The idea is really simple and it’s all in basic programming tutorials and courses, but i somehow failed to take it seriously and learn it until I did. Seen through firstly functions as input transformations to outputs, and secondly memorizing the execution order which is an extension of the familiar from school math and propositional logic stuff it all makes sense and is super foundational, and also binds together various programming paradigms. Reading code through execution order rather than lines of source code is the key to success, at least it was in my case. Since my revelation Lisp, functional data science stuff with R with *apply and tidydata, functional Python, the Haskell-based TidalCycles live-coding algorave thing and yes also those pesky JavaScript UIs make sense… most of the time.

Thanks @xmacex that was extremely helpful!
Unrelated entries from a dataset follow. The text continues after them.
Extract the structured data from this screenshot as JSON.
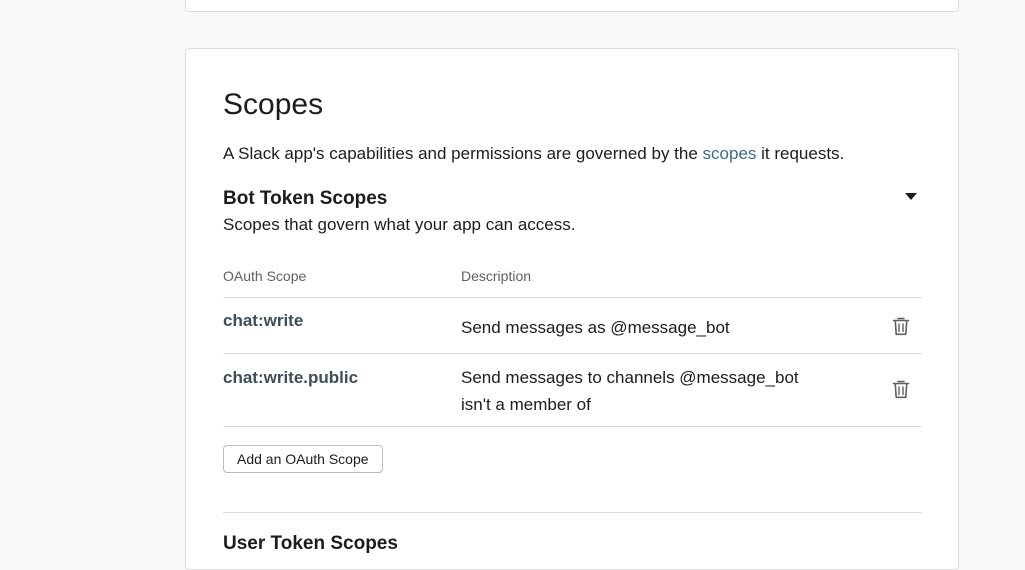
{
  "section": {
    "title": "Scopes",
    "description_prefix": "A Slack app's capabilities and permissions are governed by the ",
    "description_link": "scopes",
    "description_suffix": " it requests."
  },
  "bot_scopes": {
    "heading": "Bot Token Scopes",
    "subheading": "Scopes that govern what your app can access.",
    "col_scope": "OAuth Scope",
    "col_description": "Description",
    "rows": [
      {
        "scope": "chat:write",
        "description": "Send messages as @message_bot"
      },
      {
        "scope": "chat:write.public",
        "description": "Send messages to channels @message_bot isn't a member of"
      }
    ],
    "add_button": "Add an OAuth Scope"
  },
  "next_section": {
    "heading": "User Token Scopes"
  },
  "colors": {
    "link": "#3f6a8a",
    "scope_text": "#3f4d5a",
    "border": "#dddddd"
  }
}
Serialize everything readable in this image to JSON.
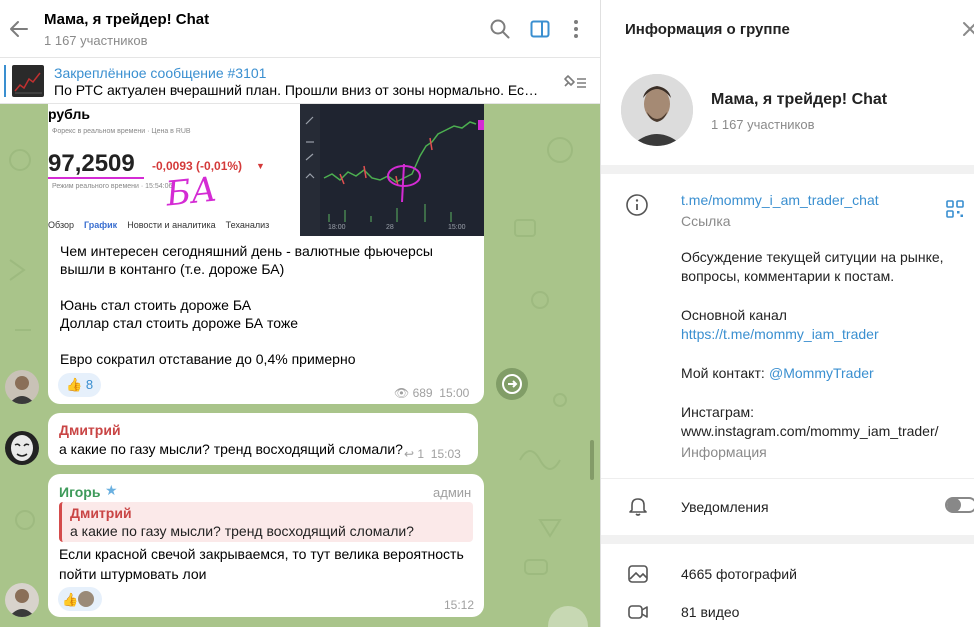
{
  "chat": {
    "title": "Мама, я трейдер! Chat",
    "members": "1 167 участников",
    "pinned": {
      "title": "Закреплённое сообщение #3101",
      "text": "По РТС актуален вчерашний план. Прошли вниз от зоны нормально. Если ..."
    },
    "messages": [
      {
        "screenshot": {
          "label_top": "рубль",
          "sub": "Форекс в реальном времени · Цена в RUB",
          "price": "97,2509",
          "change": "-0,0093 (-0,01%)",
          "realtime": "Режим реального времени · 15:54:06",
          "handwriting": "БА",
          "tabs": [
            "Обзор",
            "График",
            "Новости и аналитика",
            "Теханализ"
          ],
          "chart_x_labels": [
            "18:00",
            "28",
            "15:00"
          ]
        },
        "paragraphs": [
          "Чем интересен сегодняшний день - валютные фьючерсы вышли в контанго (т.е. дороже БА)",
          "Юань стал стоить дороже БА\nДоллар стал стоить дороже БА тоже",
          "Евро сократил отставание до 0,4% примерно"
        ],
        "reaction_count": "8",
        "views": "689",
        "time": "15:00"
      },
      {
        "sender": "Дмитрий",
        "text": "а какие по газу мысли? тренд восходящий сломали?",
        "replies": "1",
        "time": "15:03"
      },
      {
        "sender": "Игорь",
        "badge": "админ",
        "reply_to_sender": "Дмитрий",
        "reply_to_text": "а какие по газу мысли? тренд восходящий сломали?",
        "text": "Если красной свечой закрываемся, то тут велика вероятность пойти штурмовать лои",
        "time": "15:12"
      }
    ]
  },
  "info": {
    "header": "Информация о группе",
    "group_name": "Мама, я трейдер! Chat",
    "members": "1 167 участников",
    "link": "t.me/mommy_i_am_trader_chat",
    "link_label": "Ссылка",
    "description_line1": "Обсуждение текущей ситуции на рынке,",
    "description_line2": "вопросы, комментарии к постам.",
    "main_channel_label": "Основной канал",
    "main_channel_link": "https://t.me/mommy_iam_trader",
    "contact_label": "Мой контакт:",
    "contact_handle": "@MommyTrader",
    "instagram_label": "Инстаграм:",
    "instagram_url": "www.instagram.com/mommy_iam_trader/",
    "info_label": "Информация",
    "notifications": "Уведомления",
    "photos": "4665 фотографий",
    "videos": "81 видео"
  },
  "colors": {
    "accent": "#3a8fd0",
    "chat_bg": "#a9c48a",
    "sender_red": "#c94545",
    "sender_green": "#3e9a5a",
    "price_down": "#d43a3a",
    "handwriting": "#d42bd4"
  }
}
I tried creating a quick global variable but in the end, found the following to be the easiest.

 function trigon(ch,t)
    if t == 1 then 
     poly2:cc(ch,127,1)
     clock.run(trigoff)
    end 
  end
  
  function trigoff()
    clock.sleep(0.05)
    for i = 1,#channel do
      poly2:cc(i,0,1)
    end
  end

As I’m mostly interested in the rising edge of the trigger anyway I’m just cycling through all the channels to make sure the triggers are off before the next one hits.

I’m sure in the future I might add more functions for gates but that should be as easy as " while x = 1 cc = 127 and while x = 0 cc = 0 "

Thanks again for the great advice and for using your procrastination to get my little project working.